The Pleated Fit from Swift Direct Blinds is the pick for cream pleated blinds, with 15 finishes across a "Stick" and "Clic" fitting system - including Cream Stick, Nude Stick, and Sand Stick in the warm pale range. Pleated blinds fold accordion-style, stacking flat and neatly when raised. From made-to-measure, this is the highest entry price among the picks here, which reflects the structure of pleated blinds rather than a fabric premium: the mechanism is more complex than a roller. The "Clic" variants in this range indicate a clip-in fitting style suited to UPVC windows; the "Stick" variants use an adhesive fitting. This makes the range particularly relevant for renters or anyone who cannot or does not want to drill into window frames. Cream pleated blinds also work well in conservatories, where lighter tones reflect summer heat rather than absorb it.
Enjoy Roller
at Blinds 2go
24 finishes spanning Cream, Almond, Luxe Pearl White, and Antique White give good coverage of the warm-cream to off-white range, with alternating stripe layers for in-use light adjustment.
The Enjoy Roller Blind from Blinds 2go is the day and night pick, with 24 finishes - including Cream, Almond, Luxe Cream, Luxe Pearl White, Vanilla, and Antique White - covering a good spread of the warmer-cream to off-white range. Day and night blinds (sometimes called vision or zebra blinds) use two layers of alternating sheer and opaque horizontal stripes. Positioning the stripes determines how much light comes through: align opaque stripes for privacy, stagger them to let diffused light in. The mechanism is different from a standard roller and gives more in-use adjustability than a fixed roller fabric. From made-to-measure, it sits in the mid-range of the picks. One practical note: day and night blinds are not full blackout in any position, which makes them a better fit for living rooms, studies, or bedrooms where some morning light is acceptable.
What we did not include
Smart and motorised cream blinds are a genuine category but represent a significant price step up - typically several times the cost of a manual equivalent - which places them in a different buying decision. For most standard domestic windows where the main motivation is appearance and basic light control, a manual blind in cream is the practical choice.
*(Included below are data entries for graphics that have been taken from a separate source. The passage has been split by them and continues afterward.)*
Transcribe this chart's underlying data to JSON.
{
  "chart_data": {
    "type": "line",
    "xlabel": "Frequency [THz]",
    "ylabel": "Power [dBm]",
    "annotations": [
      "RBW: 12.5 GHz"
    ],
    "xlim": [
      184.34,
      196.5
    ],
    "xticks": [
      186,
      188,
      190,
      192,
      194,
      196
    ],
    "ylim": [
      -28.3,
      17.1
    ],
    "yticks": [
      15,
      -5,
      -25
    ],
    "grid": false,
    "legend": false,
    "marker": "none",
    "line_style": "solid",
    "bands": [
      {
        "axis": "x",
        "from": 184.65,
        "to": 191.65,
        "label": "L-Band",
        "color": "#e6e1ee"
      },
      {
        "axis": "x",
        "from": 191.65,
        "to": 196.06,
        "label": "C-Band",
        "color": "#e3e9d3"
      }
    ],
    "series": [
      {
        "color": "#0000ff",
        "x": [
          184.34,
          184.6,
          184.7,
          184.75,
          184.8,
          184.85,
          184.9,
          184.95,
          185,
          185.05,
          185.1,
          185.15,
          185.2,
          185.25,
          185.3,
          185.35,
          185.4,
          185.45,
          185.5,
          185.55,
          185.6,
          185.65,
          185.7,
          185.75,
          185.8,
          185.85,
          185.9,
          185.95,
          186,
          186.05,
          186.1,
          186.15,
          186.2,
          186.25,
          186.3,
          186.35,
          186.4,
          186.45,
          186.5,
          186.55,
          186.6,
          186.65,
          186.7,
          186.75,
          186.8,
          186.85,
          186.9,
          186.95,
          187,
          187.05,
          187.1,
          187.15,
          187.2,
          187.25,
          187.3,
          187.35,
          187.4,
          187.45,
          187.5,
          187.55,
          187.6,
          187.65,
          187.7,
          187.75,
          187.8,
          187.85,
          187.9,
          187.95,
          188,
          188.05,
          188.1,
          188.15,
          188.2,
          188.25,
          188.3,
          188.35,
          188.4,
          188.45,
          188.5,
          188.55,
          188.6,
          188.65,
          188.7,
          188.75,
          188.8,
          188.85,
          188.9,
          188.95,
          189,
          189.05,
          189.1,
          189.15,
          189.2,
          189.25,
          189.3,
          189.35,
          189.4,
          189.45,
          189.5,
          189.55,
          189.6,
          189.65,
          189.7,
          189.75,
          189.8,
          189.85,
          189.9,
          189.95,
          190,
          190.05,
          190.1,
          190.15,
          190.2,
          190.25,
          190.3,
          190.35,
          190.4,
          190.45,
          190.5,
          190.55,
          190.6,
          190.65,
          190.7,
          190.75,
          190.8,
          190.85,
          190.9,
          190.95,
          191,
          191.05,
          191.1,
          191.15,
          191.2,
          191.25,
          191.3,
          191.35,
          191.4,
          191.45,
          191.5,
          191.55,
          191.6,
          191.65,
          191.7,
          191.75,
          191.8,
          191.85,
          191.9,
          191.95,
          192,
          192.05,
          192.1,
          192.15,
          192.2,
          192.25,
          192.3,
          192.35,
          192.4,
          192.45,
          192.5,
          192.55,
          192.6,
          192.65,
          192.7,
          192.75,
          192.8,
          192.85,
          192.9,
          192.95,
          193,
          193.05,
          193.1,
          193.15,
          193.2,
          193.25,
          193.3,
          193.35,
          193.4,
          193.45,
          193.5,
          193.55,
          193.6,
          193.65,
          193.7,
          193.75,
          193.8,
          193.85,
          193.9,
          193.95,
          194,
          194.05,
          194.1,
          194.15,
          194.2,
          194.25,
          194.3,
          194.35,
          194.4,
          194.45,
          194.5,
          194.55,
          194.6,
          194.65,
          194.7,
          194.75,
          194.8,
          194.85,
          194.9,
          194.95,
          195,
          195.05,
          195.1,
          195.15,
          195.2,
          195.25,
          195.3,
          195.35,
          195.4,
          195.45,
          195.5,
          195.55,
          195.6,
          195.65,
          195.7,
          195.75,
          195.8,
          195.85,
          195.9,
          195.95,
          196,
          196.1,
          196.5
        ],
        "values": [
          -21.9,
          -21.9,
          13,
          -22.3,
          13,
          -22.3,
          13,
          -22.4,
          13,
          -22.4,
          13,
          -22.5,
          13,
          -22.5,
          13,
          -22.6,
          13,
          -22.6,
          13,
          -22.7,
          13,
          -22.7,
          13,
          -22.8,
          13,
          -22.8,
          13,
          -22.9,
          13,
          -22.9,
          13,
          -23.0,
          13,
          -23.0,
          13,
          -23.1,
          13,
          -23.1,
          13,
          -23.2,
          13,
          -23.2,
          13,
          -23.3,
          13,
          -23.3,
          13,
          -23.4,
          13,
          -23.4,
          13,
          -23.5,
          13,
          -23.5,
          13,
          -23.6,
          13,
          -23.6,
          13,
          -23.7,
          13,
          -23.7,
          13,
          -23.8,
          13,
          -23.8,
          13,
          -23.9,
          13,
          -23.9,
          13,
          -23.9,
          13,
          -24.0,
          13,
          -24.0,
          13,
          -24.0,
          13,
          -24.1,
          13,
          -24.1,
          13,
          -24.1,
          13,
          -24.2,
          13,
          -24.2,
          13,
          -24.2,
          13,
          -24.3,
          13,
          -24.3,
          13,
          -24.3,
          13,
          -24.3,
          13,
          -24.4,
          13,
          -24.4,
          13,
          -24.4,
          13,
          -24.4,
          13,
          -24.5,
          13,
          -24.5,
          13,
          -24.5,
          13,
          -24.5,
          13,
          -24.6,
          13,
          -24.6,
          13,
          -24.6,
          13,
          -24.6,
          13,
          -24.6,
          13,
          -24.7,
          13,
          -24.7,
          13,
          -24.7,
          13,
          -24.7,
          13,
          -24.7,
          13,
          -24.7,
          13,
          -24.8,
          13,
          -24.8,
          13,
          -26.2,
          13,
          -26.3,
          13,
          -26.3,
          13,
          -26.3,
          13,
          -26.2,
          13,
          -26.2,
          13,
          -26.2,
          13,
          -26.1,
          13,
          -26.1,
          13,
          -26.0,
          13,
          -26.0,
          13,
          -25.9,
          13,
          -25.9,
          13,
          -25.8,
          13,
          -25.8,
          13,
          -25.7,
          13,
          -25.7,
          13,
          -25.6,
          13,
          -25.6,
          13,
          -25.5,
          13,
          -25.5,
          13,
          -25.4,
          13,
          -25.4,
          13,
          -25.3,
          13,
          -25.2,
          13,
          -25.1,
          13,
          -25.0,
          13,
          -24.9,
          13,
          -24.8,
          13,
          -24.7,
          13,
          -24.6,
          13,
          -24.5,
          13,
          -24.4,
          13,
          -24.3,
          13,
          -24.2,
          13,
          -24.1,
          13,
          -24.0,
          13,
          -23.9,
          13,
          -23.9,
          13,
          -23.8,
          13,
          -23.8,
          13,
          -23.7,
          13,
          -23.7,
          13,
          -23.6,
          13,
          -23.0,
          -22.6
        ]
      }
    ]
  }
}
Cream roller blinds with a dedicated blackout coating are available from several UK retailers but are not separately called out here because the picks above are assessed primarily on colour and range quality rather than blackout performance. If blackout is the primary requirement in a bedroom, the relevant guide to consult is one focused on blackout blinds specifically, where fabric backing and edge-seal options can be compared properly.
Ready-made (off-the-shelf) cream blinds are not covered. Every pick here is made-to-measure, which gives a better fit and is the standard offering from UK online blind retailers.
Price by your window
The from-prices above are starting points for the smallest or simplest sizes in each range. Actual cost scales with the width and drop of your specific window. Each pick has a full price-by-dimensions grid where you can check the made-to-measure cost for your exact measurements.